Airborne laser scanning, also known as lidar, recorded the land surface in 3D. The survey is the largest of its type so far in Scotland and has detected the remains of ancient monuments on the island.
Previously unknown ancient archaeological sites which have been discovered include prehistoric settlements and medieval farmsteads, as well as a Neolithic cursus monument – an exceptionally rare find on the west coast of Scotland.
The new identifications include nearly 100 prehistoric settlement sites, just under 200 shieling hut groups and a cursus monument (NR82NE36).
Dave Cowley, Rapid Archaeological Mapping Manager at HES, said:
“This survey has shown us that there are double the number of ancient monuments on Arran than we previously knew about.
“This new 3D technology has allowed us to undertake a rapid archaeological survey, over weeks rather than months or years, and allowed us to discover sites that might even have been impossible to find otherwise. We have been able to see how densely settled parts of Arran were, and the medieval and post-medieval shieling sites that were discovered have told us how upland areas were used by shepherds.
“This is an exciting time to be involved in the development of remote sensing and archaeological mapping. We are exploring the benefits of new technology and new datasets to record Scotland’s historic environment and inform our knowledge of the past. As a result, we are enriching the information through which we tell Scotland’s story. And Arran is just a first step.
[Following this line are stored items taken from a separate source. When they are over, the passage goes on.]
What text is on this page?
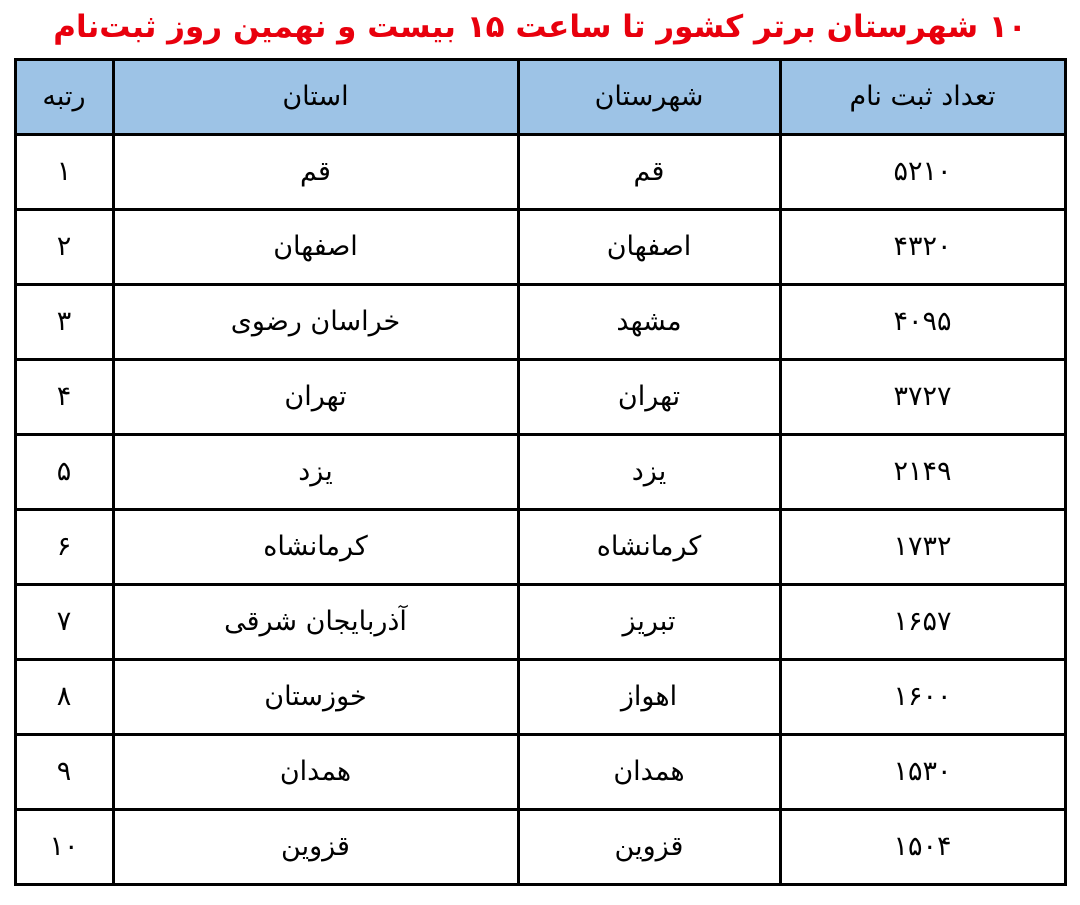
۱۰ شهرستان برتر کشور تا ساعت ۱۵ بیست و نهمین روز ثبت‌نام
تعداد ثبت نام	شهرستان	استان	رتبه
۵۲۱۰	قم	قم	۱
۴۳۲۰	اصفهان	اصفهان	۲
۴۰۹۵	مشهد	خراسان رضوی	۳
۳۷۲۷	تهران	تهران	۴
۲۱۴۹	یزد	یزد	۵
۱۷۳۲	کرمانشاه	کرمانشاه	۶
۱۶۵۷	تبریز	آذربایجان شرقی	۷
۱۶۰۰	اهواز	خوزستان	۸
۱۵۳۰	همدان	همدان	۹
۱۵۰۴	قزوین	قزوین	۱۰
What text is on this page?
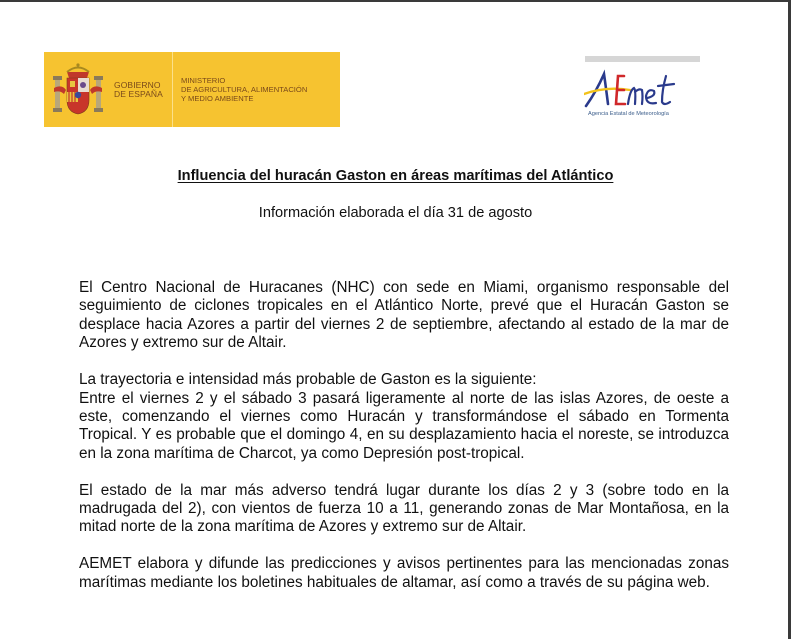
GOBIERNO
DE ESPAÑA
MINISTERIO
DE AGRICULTURA, ALIMENTACIÓN
Y MEDIO AMBIENTE
Agencia Estatal de Meteorología
Influencia del huracán Gaston en áreas marítimas del Atlántico
Información elaborada el día 31 de agosto

El Centro Nacional de Huracanes (NHC) con sede en Miami, organismo responsable del seguimiento de ciclones tropicales en el Atlántico Norte, prevé que el Huracán Gaston se desplace hacia Azores a partir del viernes 2 de septiembre, afectando al estado de la mar de Azores y extremo sur de Altair.

La trayectoria e intensidad más probable de Gaston es la siguiente:

Entre el viernes 2 y el sábado 3 pasará ligeramente al norte de las islas Azores, de oeste a este, comenzando el viernes como Huracán y transformándose el sábado en Tormenta Tropical. Y es probable que el domingo 4, en su desplazamiento hacia el noreste, se introduzca en la zona marítima de Charcot, ya como Depresión post-tropical.

El estado de la mar más adverso tendrá lugar durante los días 2 y 3 (sobre todo en la madrugada del 2), con vientos de fuerza 10 a 11, generando zonas de Mar Montañosa, en la mitad norte de la zona marítima de Azores y extremo sur de Altair.

AEMET elabora y difunde las predicciones y avisos pertinentes para las mencionadas zonas marítimas mediante los boletines habituales de altamar, así como a través de su página web.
As this technology become more widely available, we expect to find tens of thousands more ancient sites across the rest of Scotland – working at a pace that was unimaginable a few years ago.”
As well as the new sites discovered, ones already known about had their records upgraded and field visits took place to fill in gaps with 345 digital photographs taken.
The lidar data is available from the Scottish Government Remote Sensing Portal.
Shona Nicol, Head of the Geographical Information Science and Analysis team said:
“It is great to see HES making such exciting use of the increasing amount of remote sensing data becoming available which will help to play a part in keeping Scotland at the forefront in this field.”
The survey results are available to view on Canmore – Scotland’s National Record of the Historic Environment.